The InAppBrowser plugin currently only provides limited support for mostly
one-way communication using executeScript to inject a new script into the
remote document. But this is limited because it only allows a single return
value, and doesn't directly allow for ongoing communication.
It would be very useful if window.postMessage were supported by the plugin.
When a message is received by the remote page (via the window.onmessage
handler), the evt.source property can provide a WindowProxy or MessagePort to
be used for subsequent communication from the remote page to the local page.

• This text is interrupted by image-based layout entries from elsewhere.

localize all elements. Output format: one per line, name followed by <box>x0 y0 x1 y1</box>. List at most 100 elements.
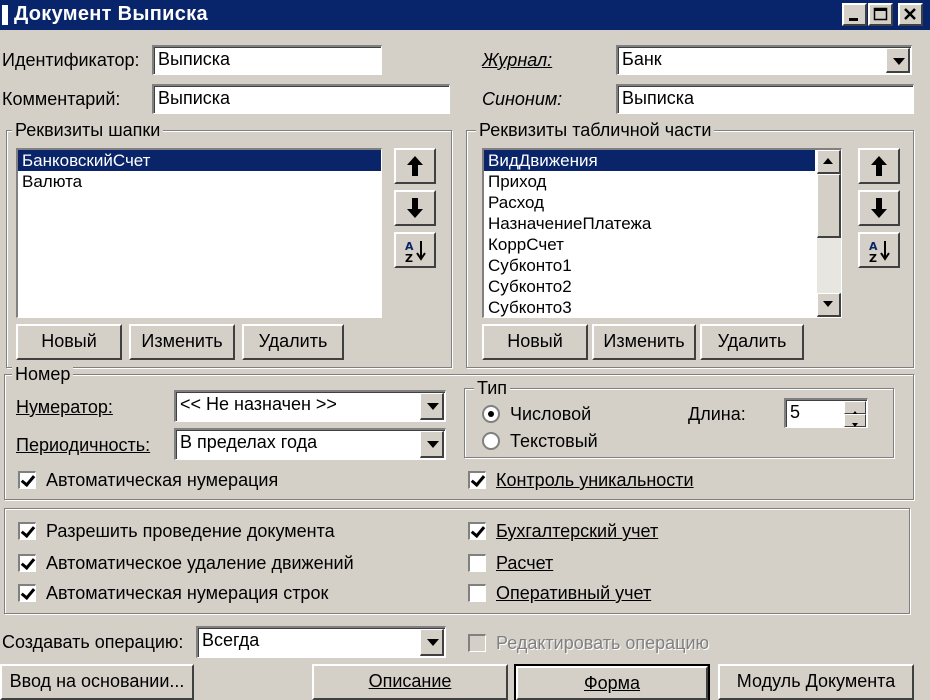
spin-up-button[interactable] <box>844 401 866 415</box>
table-delete-button[interactable]: Удалить <box>700 324 804 360</box>
move-down-button[interactable] <box>394 190 436 226</box>
allow-posting-label: Разрешить проведение документа <box>46 521 335 541</box>
spin-down-button[interactable] <box>844 414 866 427</box>
scroll-up-icon <box>823 158 833 164</box>
type-group-title: Тип <box>474 378 511 399</box>
accounting-checkbox[interactable] <box>468 522 486 540</box>
arrow-down-icon <box>871 198 887 218</box>
table-attrs-scrollbar[interactable] <box>817 150 841 317</box>
text-radio[interactable] <box>482 432 500 450</box>
move-up-button[interactable] <box>394 148 436 184</box>
auto-line-numbering-label: Автоматическая нумерация строк <box>46 583 329 603</box>
list-item[interactable]: КоррСчет <box>484 234 815 255</box>
svg-text:Z: Z <box>405 252 413 263</box>
list-item[interactable]: Валюта <box>18 171 381 192</box>
scroll-down-button[interactable] <box>817 293 841 317</box>
numeric-radio[interactable] <box>482 405 500 423</box>
list-item[interactable]: НазначениеПлатежа <box>484 213 815 234</box>
document-window: Документ Выписка Идентификатор: Выписка … <box>0 0 930 700</box>
text-label: Текстовый <box>510 431 598 451</box>
header-delete-button[interactable]: Удалить <box>242 324 344 360</box>
title-bar[interactable]: Документ Выписка <box>0 0 930 30</box>
uniqueness-checkbox[interactable] <box>468 471 486 489</box>
operational-checkbox[interactable] <box>468 584 486 602</box>
sort-az-icon: AZ <box>869 240 890 263</box>
list-item[interactable]: Субконто2 <box>484 276 815 297</box>
scroll-up-button[interactable] <box>817 150 841 174</box>
length-value: 5 <box>790 402 801 422</box>
table-attrs-list[interactable]: ВидДвижения Приход Расход НазначениеПлатежа… <box>482 148 842 318</box>
header-new-button[interactable]: Новый <box>16 324 122 360</box>
list-item[interactable]: ВидДвижения <box>484 150 815 171</box>
maximize-button[interactable] <box>868 3 893 26</box>
numeric-label: Числовой <box>510 404 592 424</box>
sort-az-icon: AZ <box>405 240 426 263</box>
list-item[interactable]: БанковскийСчет <box>18 150 381 171</box>
length-input[interactable]: 5 <box>784 398 868 428</box>
auto-numbering-label: Автоматическая нумерация <box>46 470 279 490</box>
list-item[interactable]: Расход <box>484 192 815 213</box>
table-attrs-title: Реквизиты табличной части <box>476 120 715 141</box>
svg-text:Z: Z <box>869 252 877 263</box>
create-operation-label: Создавать операцию: <box>2 632 184 652</box>
auto-line-numbering-checkbox[interactable] <box>18 584 36 602</box>
comment-label: Комментарий: <box>2 89 121 109</box>
arrow-up-icon <box>407 156 423 176</box>
numerator-label: Нумератор: <box>16 397 113 417</box>
table-move-down-button[interactable] <box>858 190 900 226</box>
create-operation-select[interactable]: Всегда <box>196 626 446 658</box>
close-button[interactable] <box>898 3 923 26</box>
chevron-down-icon[interactable] <box>420 431 444 458</box>
table-new-button[interactable]: Новый <box>482 324 588 360</box>
sort-button[interactable]: AZ <box>394 232 436 268</box>
scroll-down-icon <box>823 301 833 307</box>
auto-numbering-checkbox[interactable] <box>18 471 36 489</box>
calculation-checkbox[interactable] <box>468 554 486 572</box>
arrow-down-icon <box>407 198 423 218</box>
journal-value: Банк <box>622 49 662 69</box>
list-item[interactable]: Субконто3 <box>484 297 815 317</box>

Other solutions I have considered:
* Using iframe instead of InAppBrowser, absolutely positioned and covering the
full height and width of the screen.
This works, because the Window objects are accessible to both, and posting a
message to iframe.contentWinow from the local content provides a reference to
evt.source (The local Window object). This isn't ideal because it prevents
using InAppBrowser's executeScript feature to first inject a script to enable
the two-way communication features. Ideally, I don't want the server to
include it because I don't want the web app to enable the feature when the
remote page is loaded outside of the native app.
* Creating a new MessageChannel() object and returning one of the ports via the
executeScript return value.
This doesn't work because the MessageChannel() constructor is not yet supported
by WebKit on the devices.
* Loading a remote script directly into the local content, and having that
script populate the DOM with content as needed. This isn't ideal because the
base URL of the document is not a URL to the remote host, so relative paths
don't work, and setting <base href> causes other problems.
* Communication via SharedWorker
This method is the best I've found so far, but is quite complex to setup and
operate securely.
Setup for local page:
* Embed <iframe src="http://remote.example.com/bridge.html"></iframe>
* Generate a secure shared secret key using window.crypto DOM API. (Don't use
Math.random() because it could potentially allow attackers to guess the shared
secret.)
* use iframe.contentWindow.postMessage() to send messages to bridge.html.
* Send initialisation message with the shared secret key to the bridge.
* var win = window.open("http://remote.example.com/", ...)
* When loaded, use win.executeScript(...) to inject the same bridge.html iframe
and the shared secret key into the remote page
Setup for remote page (from executeScript call):
* Embed <iframe src="http://remote.example.com/bridge.html"></iframe>
* postMessage() initialisation to the bridge with the shared secret key
Bridge.html
* Creates a new SharedWorker("bridge.js")
* Messages received by the SharedWorker are broadcast out to all other
listeners that have initialised with the same shared secret key.
Because bridge.html may potentially be embedded into any site and access the
same SharedWorker, the shared secret key lets the worker know which pages are
authorised to post messages, and reject messages received from other sources.
The complexity of that solution would be solved by having native support for
window.postMessage() in the InAppBrowser plugin.